An index based on responses from about 200 purchasing managers fell to a seasonally adjusted 43.1 in October, its lowest reading in more than three years, from 44.7 the previous month, Stockholm-based Swedbank AB (SWEDA), which compiles the index, said today. A reading below 50 signals a contraction. The average estimate of seven economists surveyed by Bloomberg was for a reading of 45.
The data “strengthen our fears that fourth-quarter gross domestic product will be very weak,” Anna Raman, a senior analyst at Nykredit Bank A/S in Copenhagen, said in a note to clients. It “makes a Riksbank cut in December almost a certainty,” she said.
The krona lost as much as 0.45 percent against the euro and traded at 8.6262 as of 10:21 a.m. in Stockholm, making it the biggest loser of the major currencies tracked by Bloomberg against the dollar, the yen and the euro. Versus the dollar, the krona sank 0.6 percent to 6.6724.

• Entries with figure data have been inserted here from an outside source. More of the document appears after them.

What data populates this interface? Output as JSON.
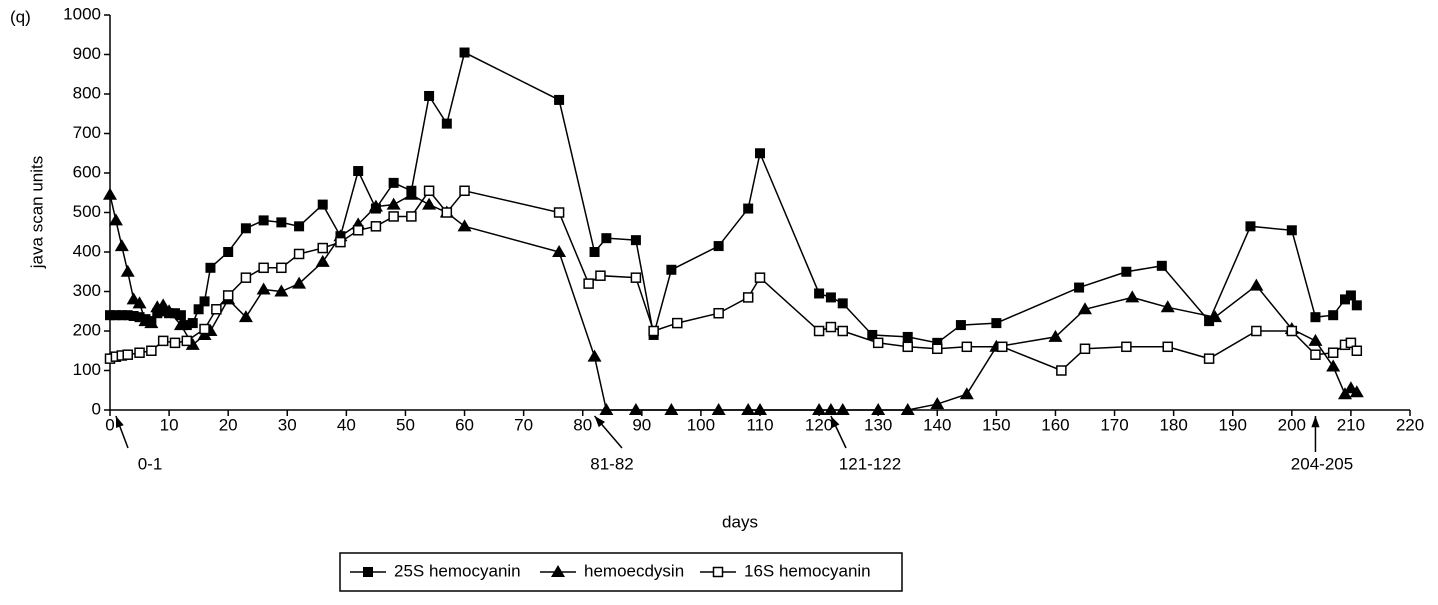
{
  "chart_data": {
    "type": "line",
    "panel_label": "(q)",
    "x_label": "days",
    "y_label": "java scan units",
    "xlim": [
      0,
      220
    ],
    "xticks": [
      0,
      10,
      20,
      30,
      40,
      50,
      60,
      70,
      80,
      90,
      100,
      110,
      120,
      130,
      140,
      150,
      160,
      170,
      180,
      190,
      200,
      210,
      220
    ],
    "ylim": [
      0,
      1000
    ],
    "yticks": [
      0,
      100,
      200,
      300,
      400,
      500,
      600,
      700,
      800,
      900,
      1000
    ],
    "legend_position": "bottom",
    "annotations": [
      {
        "text": "0-1",
        "x": 1
      },
      {
        "text": "81-82",
        "x": 82
      },
      {
        "text": "121-122",
        "x": 122
      },
      {
        "text": "204-205",
        "x": 204
      }
    ],
    "series": [
      {
        "name": "25S hemocyanin",
        "color": "#000000",
        "marker": "square-filled",
        "x": [
          0,
          1,
          2,
          3,
          4,
          5,
          6,
          7,
          8,
          9,
          10,
          11,
          12,
          13,
          14,
          15,
          16,
          17,
          20,
          23,
          26,
          29,
          32,
          36,
          39,
          42,
          45,
          48,
          51,
          54,
          57,
          60,
          76,
          82,
          84,
          89,
          92,
          95,
          103,
          108,
          110,
          120,
          122,
          124,
          129,
          135,
          140,
          144,
          150,
          164,
          172,
          178,
          186,
          193,
          200,
          204,
          207,
          209,
          210,
          211
        ],
        "values": [
          240,
          240,
          240,
          240,
          238,
          235,
          230,
          225,
          245,
          250,
          245,
          245,
          240,
          215,
          220,
          255,
          275,
          360,
          400,
          460,
          480,
          475,
          465,
          520,
          440,
          605,
          510,
          575,
          555,
          795,
          725,
          905,
          785,
          400,
          435,
          430,
          190,
          355,
          415,
          510,
          650,
          295,
          285,
          270,
          190,
          185,
          170,
          215,
          220,
          310,
          350,
          365,
          225,
          465,
          455,
          235,
          240,
          280,
          290,
          265
        ]
      },
      {
        "name": "hemoecdysin",
        "color": "#000000",
        "marker": "triangle-filled",
        "x": [
          0,
          1,
          2,
          3,
          4,
          5,
          6,
          7,
          8,
          9,
          10,
          12,
          14,
          16,
          17,
          20,
          23,
          26,
          29,
          32,
          36,
          39,
          42,
          45,
          48,
          51,
          54,
          57,
          60,
          76,
          82,
          84,
          89,
          95,
          103,
          108,
          110,
          120,
          122,
          124,
          130,
          135,
          140,
          145,
          150,
          160,
          165,
          173,
          179,
          187,
          194,
          200,
          204,
          207,
          209,
          210,
          211
        ],
        "values": [
          545,
          480,
          415,
          350,
          280,
          270,
          225,
          220,
          260,
          265,
          250,
          215,
          165,
          190,
          200,
          280,
          235,
          305,
          300,
          320,
          375,
          440,
          470,
          515,
          520,
          545,
          520,
          500,
          465,
          400,
          135,
          0,
          0,
          0,
          0,
          0,
          0,
          0,
          0,
          0,
          0,
          0,
          15,
          40,
          160,
          185,
          255,
          285,
          260,
          235,
          315,
          205,
          175,
          110,
          40,
          55,
          45
        ]
      },
      {
        "name": "16S hemocyanin",
        "color": "#000000",
        "marker": "square-open",
        "x": [
          0,
          1,
          2,
          3,
          5,
          7,
          9,
          11,
          13,
          16,
          18,
          20,
          23,
          26,
          29,
          32,
          36,
          39,
          42,
          45,
          48,
          51,
          54,
          57,
          60,
          76,
          81,
          83,
          89,
          92,
          96,
          103,
          108,
          110,
          120,
          122,
          124,
          130,
          135,
          140,
          145,
          151,
          161,
          165,
          172,
          179,
          186,
          194,
          200,
          204,
          207,
          209,
          210,
          211
        ],
        "values": [
          130,
          135,
          138,
          140,
          145,
          150,
          175,
          170,
          175,
          205,
          255,
          290,
          335,
          360,
          360,
          395,
          410,
          425,
          455,
          465,
          490,
          490,
          555,
          500,
          555,
          500,
          320,
          340,
          335,
          200,
          220,
          245,
          285,
          335,
          200,
          210,
          200,
          170,
          160,
          155,
          160,
          160,
          100,
          155,
          160,
          160,
          130,
          200,
          200,
          140,
          145,
          165,
          170,
          150
        ]
      }
    ]
  }
}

Swedish exports, which account for about half the nation’s economic output, fell 13 percent in September as demand from Europe falters. Manufacturing confidence last month hit a three- year low and the central bank in October signaled it may cut interest rates again in December to support an expansion.

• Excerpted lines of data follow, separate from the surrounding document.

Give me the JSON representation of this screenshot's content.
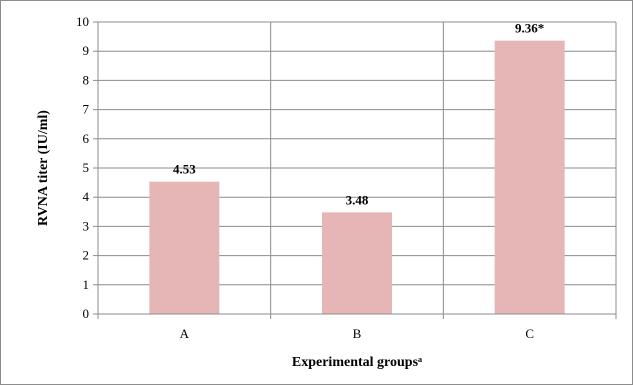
{
  "chart_data": {
    "type": "bar",
    "title": "",
    "xlabel": "Experimental groupsᵃ",
    "ylabel": "RVNA titer (IU/ml)",
    "categories": [
      "A",
      "B",
      "C"
    ],
    "values": [
      4.53,
      3.48,
      9.36
    ],
    "data_labels": [
      "4.53",
      "3.48",
      "9.36*"
    ],
    "ylim": [
      0,
      10
    ],
    "yticks": [
      0,
      1,
      2,
      3,
      4,
      5,
      6,
      7,
      8,
      9,
      10
    ],
    "grid": true,
    "legend": "none",
    "bar_color": "#e6b5b5",
    "grid_color": "#8c8c8c",
    "axis_color": "#8c8c8c"
  }
}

In neighboring Norway, a manufacturing decline also deepened last month as the nation’s purchasing managers’ index slipped to 48.7 from a revised 49.1 in September, Oslo-based Fokus Bank said today.

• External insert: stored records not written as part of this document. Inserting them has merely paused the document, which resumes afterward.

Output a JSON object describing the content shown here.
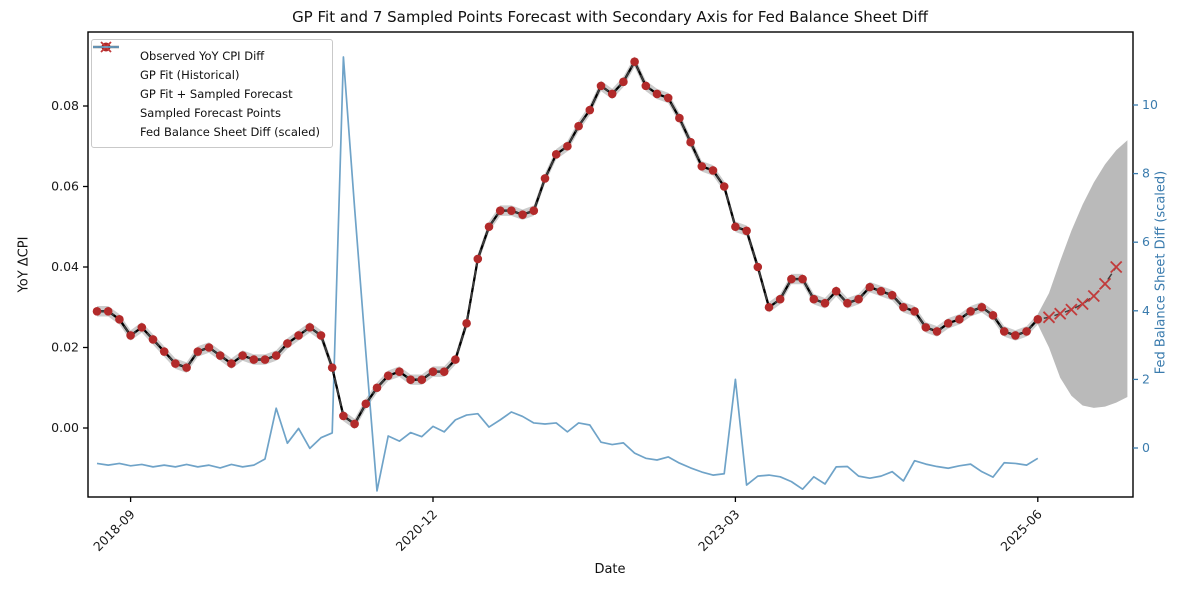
{
  "chart_data": {
    "type": "line",
    "title": "GP Fit and 7 Sampled Points Forecast with Secondary Axis for Fed Balance Sheet Diff",
    "xlabel": "Date",
    "ylabel": "YoY ΔCPI",
    "ylabel_right": "Fed Balance Sheet Diff (scaled)",
    "grid": false,
    "legend_position": "upper left",
    "axes": {
      "left": {
        "label": "YoY ΔCPI",
        "range": [
          -0.0172,
          0.0984
        ],
        "ticks": [
          {
            "v": 0.0,
            "t": "0.00"
          },
          {
            "v": 0.02,
            "t": "0.02"
          },
          {
            "v": 0.04,
            "t": "0.04"
          },
          {
            "v": 0.06,
            "t": "0.06"
          },
          {
            "v": 0.08,
            "t": "0.08"
          }
        ]
      },
      "right": {
        "label": "Fed Balance Sheet Diff (scaled)",
        "range": [
          -1.43,
          12.13
        ],
        "ticks": [
          {
            "v": 0,
            "t": "0"
          },
          {
            "v": 2,
            "t": "2"
          },
          {
            "v": 4,
            "t": "4"
          },
          {
            "v": 6,
            "t": "6"
          },
          {
            "v": 8,
            "t": "8"
          },
          {
            "v": 10,
            "t": "10"
          }
        ]
      },
      "x": {
        "label": "Date",
        "ticks": [
          {
            "v": "2018-09",
            "t": "2018-09"
          },
          {
            "v": "2020-12",
            "t": "2020-12"
          },
          {
            "v": "2023-03",
            "t": "2023-03"
          },
          {
            "v": "2025-06",
            "t": "2025-06"
          }
        ]
      }
    },
    "legend": {
      "items": [
        {
          "label": "Observed YoY CPI Diff",
          "marker": "circle"
        },
        {
          "label": "GP Fit (Historical)",
          "marker": "solid-line"
        },
        {
          "label": "GP Fit + Sampled Forecast",
          "marker": "dashed-line"
        },
        {
          "label": "Sampled Forecast Points",
          "marker": "x"
        },
        {
          "label": "Fed Balance Sheet Diff (scaled)",
          "marker": "blue-line"
        }
      ]
    },
    "colors": {
      "observed": "#b22a2a",
      "fit": "#000000",
      "forecast_line": "#3f3f3f",
      "forecast_marker": "#c23b3b",
      "fed": "#6fa3c8",
      "band": "#8f8f8f",
      "right_axis": "#3b7cae"
    },
    "months": [
      "2018-06",
      "2018-07",
      "2018-08",
      "2018-09",
      "2018-10",
      "2018-11",
      "2018-12",
      "2019-01",
      "2019-02",
      "2019-03",
      "2019-04",
      "2019-05",
      "2019-06",
      "2019-07",
      "2019-08",
      "2019-09",
      "2019-10",
      "2019-11",
      "2019-12",
      "2020-01",
      "2020-02",
      "2020-03",
      "2020-04",
      "2020-05",
      "2020-06",
      "2020-07",
      "2020-08",
      "2020-09",
      "2020-10",
      "2020-11",
      "2020-12",
      "2021-01",
      "2021-02",
      "2021-03",
      "2021-04",
      "2021-05",
      "2021-06",
      "2021-07",
      "2021-08",
      "2021-09",
      "2021-10",
      "2021-11",
      "2021-12",
      "2022-01",
      "2022-02",
      "2022-03",
      "2022-04",
      "2022-05",
      "2022-06",
      "2022-07",
      "2022-08",
      "2022-09",
      "2022-10",
      "2022-11",
      "2022-12",
      "2023-01",
      "2023-02",
      "2023-03",
      "2023-04",
      "2023-05",
      "2023-06",
      "2023-07",
      "2023-08",
      "2023-09",
      "2023-10",
      "2023-11",
      "2023-12",
      "2024-01",
      "2024-02",
      "2024-03",
      "2024-04",
      "2024-05",
      "2024-06",
      "2024-07",
      "2024-08",
      "2024-09",
      "2024-10",
      "2024-11",
      "2024-12",
      "2025-01",
      "2025-02",
      "2025-03",
      "2025-04",
      "2025-05",
      "2025-06"
    ],
    "cpi_observed": [
      0.029,
      0.029,
      0.027,
      0.023,
      0.025,
      0.022,
      0.019,
      0.016,
      0.015,
      0.019,
      0.02,
      0.018,
      0.016,
      0.018,
      0.017,
      0.017,
      0.018,
      0.021,
      0.023,
      0.025,
      0.023,
      0.015,
      0.003,
      0.001,
      0.006,
      0.01,
      0.013,
      0.014,
      0.012,
      0.012,
      0.014,
      0.014,
      0.017,
      0.026,
      0.042,
      0.05,
      0.054,
      0.054,
      0.053,
      0.054,
      0.062,
      0.068,
      0.07,
      0.075,
      0.079,
      0.085,
      0.083,
      0.086,
      0.091,
      0.085,
      0.083,
      0.082,
      0.077,
      0.071,
      0.065,
      0.064,
      0.06,
      0.05,
      0.049,
      0.04,
      0.03,
      0.032,
      0.037,
      0.037,
      0.032,
      0.031,
      0.034,
      0.031,
      0.032,
      0.035,
      0.034,
      0.033,
      0.03,
      0.029,
      0.025,
      0.024,
      0.026,
      0.027,
      0.029,
      0.03,
      0.028,
      0.024,
      0.023,
      0.024,
      0.027
    ],
    "gp_fit_equals_observed": true,
    "fed_diff_scaled": [
      -0.45,
      -0.5,
      -0.45,
      -0.52,
      -0.48,
      -0.55,
      -0.5,
      -0.55,
      -0.48,
      -0.55,
      -0.5,
      -0.58,
      -0.48,
      -0.55,
      -0.5,
      -0.32,
      1.16,
      0.14,
      0.57,
      -0.01,
      0.3,
      0.44,
      11.4,
      7.0,
      2.8,
      -1.25,
      0.35,
      0.2,
      0.45,
      0.33,
      0.63,
      0.47,
      0.82,
      0.96,
      1.0,
      0.61,
      0.82,
      1.05,
      0.92,
      0.73,
      0.7,
      0.73,
      0.47,
      0.73,
      0.67,
      0.17,
      0.1,
      0.15,
      -0.15,
      -0.3,
      -0.35,
      -0.26,
      -0.44,
      -0.58,
      -0.7,
      -0.79,
      -0.75,
      2.0,
      -1.08,
      -0.82,
      -0.79,
      -0.84,
      -0.98,
      -1.2,
      -0.84,
      -1.05,
      -0.55,
      -0.54,
      -0.82,
      -0.88,
      -0.82,
      -0.69,
      -0.96,
      -0.37,
      -0.47,
      -0.54,
      -0.59,
      -0.52,
      -0.47,
      -0.69,
      -0.85,
      -0.43,
      -0.45,
      -0.5,
      -0.3
    ],
    "forecast_months": [
      "2025-07",
      "2025-08",
      "2025-09",
      "2025-10",
      "2025-11",
      "2025-12",
      "2026-01"
    ],
    "forecast_values": [
      0.0275,
      0.0284,
      0.0294,
      0.0308,
      0.0328,
      0.0358,
      0.04
    ],
    "uncertainty": {
      "historical_halfwidth": 0.0013,
      "forecast": {
        "x": [
          "2025-06",
          "2025-07",
          "2025-08",
          "2025-09",
          "2025-10",
          "2025-11",
          "2025-12",
          "2026-01",
          "2026-02"
        ],
        "upper": [
          0.0283,
          0.0335,
          0.0415,
          0.049,
          0.0555,
          0.061,
          0.0655,
          0.069,
          0.0715
        ],
        "lower": [
          0.0257,
          0.02,
          0.0125,
          0.008,
          0.0056,
          0.005,
          0.0053,
          0.0063,
          0.0077
        ]
      }
    }
  }
}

Norway’s krone was little changed at 7.3872 against the euro, and fell 0.2 percent versus the dollar to 5.7127.
Both the Norwegian and Swedish central banks last month pushed back plans to tighten monetary policy after keeping their main interest rates unchanged.
Swedish economic growth will slow to 0.9 percent this year from 3.9 percent in 2011 as “ exports are being clearly dampened by the weak activity in the euro area,” the Riksbank said last week. That makes a rate cut this winter more likely than an increase, the Riksbank said.
Norges Bank Governor Oeystein Olsen said yesterday he probably won’t start raising interest rates until March at the earliest, compared with a previous forecast for as early as December.
“We are now also starting to see ramification effects from the euro-zone woes into Norway,” said Shakeb Syed, chief economist at SpareBank1 Markets in Oslo. “Sweden doesn’t have the upside effects from the oil industry that Norway has” and is therefore “feeling the strain more than we are doing,” he said.
Sweden’s production sub-index fell to 40.3 from 43.9 while the order index fell to 40.1 from 42.1. The employment index was unchanged at 43 and the delivery time index fell to 40.4 from 45.2.
“The biggest contributor to the decline was production, followed by shorter delivery times and lower order intake,” Swedbank said in a statement. “The weaker demand is manifesting itself primarily in falling export orders, while the domestic market -- even though weak -- is faring somewhat better.”
In Norway, the PMI sub-index measuring orders rose to 49.6 from 47.3 in September, while the employment index dropped to 49.1 from 50.7 and the production measure decreased to 48.4 from 49.2. Inventories fell to 44.1 from 46.5.